70歳くらいになって、「孫がほしがってのう」とか嘘をついて、
買った『めばえ』に自分の名前を記入して、
毎日毎日のんびりゆっくりと付録作りに精を出す。
そんな老後って幸せだろうなあと思う。


『週刊文春』2007年12月6日号 [2007/12]

2007年12月1日土曜日。
本日のニュース。Jリーグ、鹿島アントラーズ逆転優勝。浦和レッズ、横浜FCにまさかの敗戦。
カズのドリブルがすばらしかった。

昨晩、飲み屋に行って。
話題は手袋とコンドームの話に。
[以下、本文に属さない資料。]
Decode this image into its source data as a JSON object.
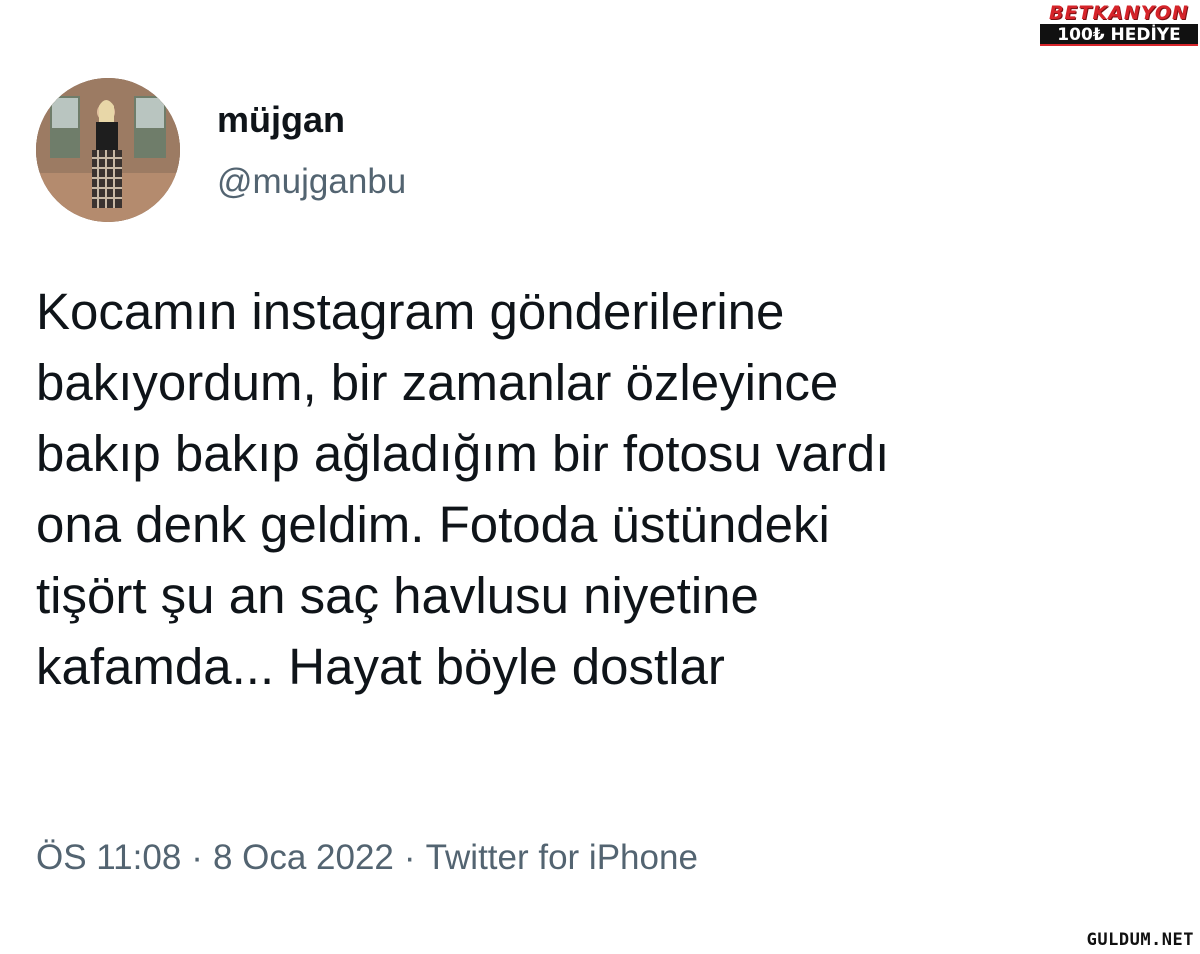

どちらもかぶせるもの、で、
冒険へと飛び出す勇気をくれるもの?
コンドームは女性が持つ習慣がいいのではとの意見に賛成多数。
また、「日本一のコンドームはどれだ!?」てな記事をサイトでやればいいのに、と。
ここで「雑誌の記事で」と言われないことが雑誌というハードの現況か。


『週刊文春』2007年12月6日号。
◆巻頭特集「守屋汚染」普天間移転 総理直撃 政権激震スクープ
防衛施設庁元長官が実名告発
「福田官房長官に守屋親密商社との面会をゴリ押しされた!」

というスクープ記事を、歯医者の待合室で読んでいたら、
思いのほか早く呼ばれ、最後まで記事を読めずに雑誌を閉じる。
ま、ホントに読みたかったらコンビニにでも行って読むんだけど、
全然そんな気にならないわけで、
そこまでやる気にさせてくれる記事じゃあないというか、雑誌じゃないというか。
『週刊文春』とか『週刊新潮』とかは、
「どーしても読まなきゃ生きていけねえんだ俺!」的なもんではなく、
みのもんたの『思いっきりテレビ』、今は『思いっきりいいテレビ』だっけ?のように、
なんとなく習慣的に見ててなんとなく得した感じとかあって、
いつのまにかやめられなくなるものなんだろうなーと思う。
人によってはそれは『笑っていいとも!』だったりする感じで。

だからさ、"レギュラー的な出演者”の連載コラムとかが実は重要なのだろう。
購買=視聴率を支えるという意味で。

巻頭の特集なんかは、いわば『思いっきりテレビ』の健康ネタ、
『笑っていいとも!』のテレフォンショッキングゲストのような役割で、
「あー今日は当たりだった」「どーでもいいな今日は」とか
ギャンブル心をくすぐる役割なんじゃないかと思う。
320円で買う小バクチ。
デカイ当たりもないかわりに、完全なスカもない。
そんな気分でいつか『週刊文春』も買って読んでみたいと思います。